Some lessons learned
I also ran into challenges I had not anticipated, and would do things somewhat differently in the future. These changes would help nearly any class, but are particularly important for introductory classes with younger and less-experienced students.
- Reserve appropriate loaner laptops ahead of time. Many students either borrow laptops from the institution or use a tablet or Chromebook in class. Tablets and Chromebooks cannot run Oxygen, and the loaner laptops were often slow and frustrating to use. The institution has newer loaner laptops, but these are usually all signed out at the beginning of the semester; our project began mid-semester, and thus we only had the slower leftovers.
- Teach what we sometimes think of as “basic” computer skills, particularly shortcuts. Many students did not know how to undo via Ctrl-Z (PC) or Command-Z (Apple), nor were they familiar with other Ctrl- or Command- shortcuts. As a result, I spent a lot of time going over these and other shortcuts (Ctrl-Shift-Y to wrap the text within Oxygen, for example) individually. Many students were also unfamiliar with the norms of coding, such that they could not follow an instruction like “copy line 26 including the angle brackets, then paste it below” until I showed them how to do it step-by-step. A partial day teaching computer use – including the need to explicitly save one’s work when using a program like Oxygen – would be helpful.
- Provide checklists. Students often became overwhelmed with the number of different elements to encode. At this level, it may have been more effective to instruct them to go through the whole chapter looking for just one element, then go through it again looking for a second element, and so on. Regardless of method, they would have benefited from a checklist or other process document with the different elements, since we really only used ten elements and six interpretive annotation categories. A checklist could also include the various steps to actually working with the text, like how to open it in Oxygen, adding to the <listChange>, and saving.

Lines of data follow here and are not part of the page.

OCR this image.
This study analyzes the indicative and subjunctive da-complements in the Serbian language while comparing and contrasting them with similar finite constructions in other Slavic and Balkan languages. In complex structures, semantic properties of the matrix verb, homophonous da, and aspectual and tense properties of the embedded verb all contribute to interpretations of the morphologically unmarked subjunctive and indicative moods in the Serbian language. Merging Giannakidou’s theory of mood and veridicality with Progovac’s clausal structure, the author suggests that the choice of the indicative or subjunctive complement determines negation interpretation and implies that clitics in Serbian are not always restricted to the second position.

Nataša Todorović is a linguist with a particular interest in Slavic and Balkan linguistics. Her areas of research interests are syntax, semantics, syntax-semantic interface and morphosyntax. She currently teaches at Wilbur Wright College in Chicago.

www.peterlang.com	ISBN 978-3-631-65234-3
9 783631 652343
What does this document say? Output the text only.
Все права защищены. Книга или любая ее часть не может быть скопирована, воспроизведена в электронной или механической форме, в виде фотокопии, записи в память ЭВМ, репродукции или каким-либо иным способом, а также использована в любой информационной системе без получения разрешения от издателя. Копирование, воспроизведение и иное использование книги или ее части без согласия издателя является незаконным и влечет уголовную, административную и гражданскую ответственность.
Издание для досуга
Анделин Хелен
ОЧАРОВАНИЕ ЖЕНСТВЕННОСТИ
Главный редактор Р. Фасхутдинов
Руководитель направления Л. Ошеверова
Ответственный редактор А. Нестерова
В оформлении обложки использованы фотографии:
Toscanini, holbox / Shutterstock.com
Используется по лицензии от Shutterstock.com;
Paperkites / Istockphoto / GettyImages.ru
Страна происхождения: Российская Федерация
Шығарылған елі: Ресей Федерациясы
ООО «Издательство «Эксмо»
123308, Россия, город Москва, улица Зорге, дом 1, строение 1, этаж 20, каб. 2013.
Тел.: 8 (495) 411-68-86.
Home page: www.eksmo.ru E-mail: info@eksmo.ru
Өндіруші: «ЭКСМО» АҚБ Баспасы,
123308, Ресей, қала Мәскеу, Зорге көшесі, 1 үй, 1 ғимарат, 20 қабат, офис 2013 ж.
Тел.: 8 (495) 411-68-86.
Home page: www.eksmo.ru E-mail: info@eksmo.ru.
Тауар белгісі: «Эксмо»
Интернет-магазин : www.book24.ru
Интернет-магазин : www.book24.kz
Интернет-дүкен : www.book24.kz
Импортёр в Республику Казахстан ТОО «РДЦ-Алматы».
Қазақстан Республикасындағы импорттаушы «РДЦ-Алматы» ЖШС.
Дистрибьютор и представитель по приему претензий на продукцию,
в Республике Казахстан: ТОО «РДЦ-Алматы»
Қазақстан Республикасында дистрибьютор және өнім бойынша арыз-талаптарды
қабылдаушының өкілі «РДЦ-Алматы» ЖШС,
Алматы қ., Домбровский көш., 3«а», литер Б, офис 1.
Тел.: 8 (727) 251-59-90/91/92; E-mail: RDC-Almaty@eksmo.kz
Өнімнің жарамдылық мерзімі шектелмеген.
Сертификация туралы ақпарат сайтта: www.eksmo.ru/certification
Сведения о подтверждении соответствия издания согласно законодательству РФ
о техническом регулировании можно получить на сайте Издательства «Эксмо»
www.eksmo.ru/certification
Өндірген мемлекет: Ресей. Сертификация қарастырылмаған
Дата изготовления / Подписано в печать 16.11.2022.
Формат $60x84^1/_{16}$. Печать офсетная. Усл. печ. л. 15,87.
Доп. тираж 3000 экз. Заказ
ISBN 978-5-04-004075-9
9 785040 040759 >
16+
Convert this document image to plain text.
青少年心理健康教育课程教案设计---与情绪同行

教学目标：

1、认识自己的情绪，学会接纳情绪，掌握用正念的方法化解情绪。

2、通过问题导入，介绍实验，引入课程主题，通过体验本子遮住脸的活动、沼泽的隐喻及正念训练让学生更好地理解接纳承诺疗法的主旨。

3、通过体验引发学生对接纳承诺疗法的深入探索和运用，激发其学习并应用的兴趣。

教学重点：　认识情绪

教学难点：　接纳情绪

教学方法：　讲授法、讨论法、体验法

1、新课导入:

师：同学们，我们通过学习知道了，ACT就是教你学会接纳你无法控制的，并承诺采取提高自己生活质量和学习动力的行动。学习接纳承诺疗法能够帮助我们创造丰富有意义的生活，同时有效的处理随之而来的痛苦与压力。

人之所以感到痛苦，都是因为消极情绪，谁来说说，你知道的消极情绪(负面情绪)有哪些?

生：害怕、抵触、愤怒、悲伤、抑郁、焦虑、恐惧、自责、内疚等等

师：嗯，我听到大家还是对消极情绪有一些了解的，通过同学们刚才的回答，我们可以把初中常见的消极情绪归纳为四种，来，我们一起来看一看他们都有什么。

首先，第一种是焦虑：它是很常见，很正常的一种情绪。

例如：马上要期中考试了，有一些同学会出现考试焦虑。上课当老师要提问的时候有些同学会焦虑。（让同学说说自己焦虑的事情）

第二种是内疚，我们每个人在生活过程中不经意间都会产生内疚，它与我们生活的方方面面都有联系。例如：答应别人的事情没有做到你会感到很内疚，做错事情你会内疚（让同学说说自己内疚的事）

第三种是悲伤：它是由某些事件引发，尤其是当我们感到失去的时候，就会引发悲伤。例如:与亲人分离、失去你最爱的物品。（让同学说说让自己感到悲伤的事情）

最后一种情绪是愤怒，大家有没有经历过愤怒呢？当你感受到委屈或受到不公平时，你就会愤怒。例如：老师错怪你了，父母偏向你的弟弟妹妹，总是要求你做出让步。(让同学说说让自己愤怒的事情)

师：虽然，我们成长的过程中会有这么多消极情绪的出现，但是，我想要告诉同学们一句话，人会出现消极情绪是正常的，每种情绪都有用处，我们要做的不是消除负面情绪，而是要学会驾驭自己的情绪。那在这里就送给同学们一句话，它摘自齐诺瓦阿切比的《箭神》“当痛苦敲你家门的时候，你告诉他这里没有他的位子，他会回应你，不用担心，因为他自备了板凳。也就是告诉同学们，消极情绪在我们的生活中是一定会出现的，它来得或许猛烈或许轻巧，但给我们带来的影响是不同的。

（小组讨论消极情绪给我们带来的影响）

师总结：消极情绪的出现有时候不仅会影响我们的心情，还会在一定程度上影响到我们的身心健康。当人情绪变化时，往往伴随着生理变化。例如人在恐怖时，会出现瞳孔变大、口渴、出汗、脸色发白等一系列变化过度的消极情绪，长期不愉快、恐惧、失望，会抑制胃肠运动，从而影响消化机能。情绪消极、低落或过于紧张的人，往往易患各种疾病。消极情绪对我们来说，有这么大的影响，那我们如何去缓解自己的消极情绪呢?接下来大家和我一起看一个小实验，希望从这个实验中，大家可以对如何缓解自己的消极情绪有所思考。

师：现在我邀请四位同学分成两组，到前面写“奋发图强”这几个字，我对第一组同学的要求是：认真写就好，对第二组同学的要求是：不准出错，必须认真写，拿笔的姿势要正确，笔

- Related to #3, I would also build in time for students to quality-check one another’s work. A second student, working off the same checklist, could help to catch the elements their classmate missed. Quality checking is a useful skill in its own right, the process would be yet another chance to practice (re)reading carefully, and it would make my own “final” quality check much easier.
A possible lesson learned
A final lesson I have been pondering is whether to compound the complexity of the project by also teaching the students something like XQuery. Some of the challenge of textual encoding, particularly for students who are simply fulfilling a gen ed requirement, comes from the lack of stakes. We talked about how the encoded Incidents chapters would be available for future scholars to use, but ultimately this project isolated textual encoding from its ultimate purpose, which is to conduct research or answer a question. I think it would be challenging to incorporate even very basic XQuery or a very basic research question into an introductory English class, but it would allow us to use textual encoding as a tool to actually do something rather than simply an exercise. Were I to attempt this route in the future, I would probably also dramatically pare down our reading list to something like two or three texts, to make space for this particular manner of practicing literary analysis.
As before, many many thanks to Sarah Connell and the Women Writers Project, who continue to say “yes” to me.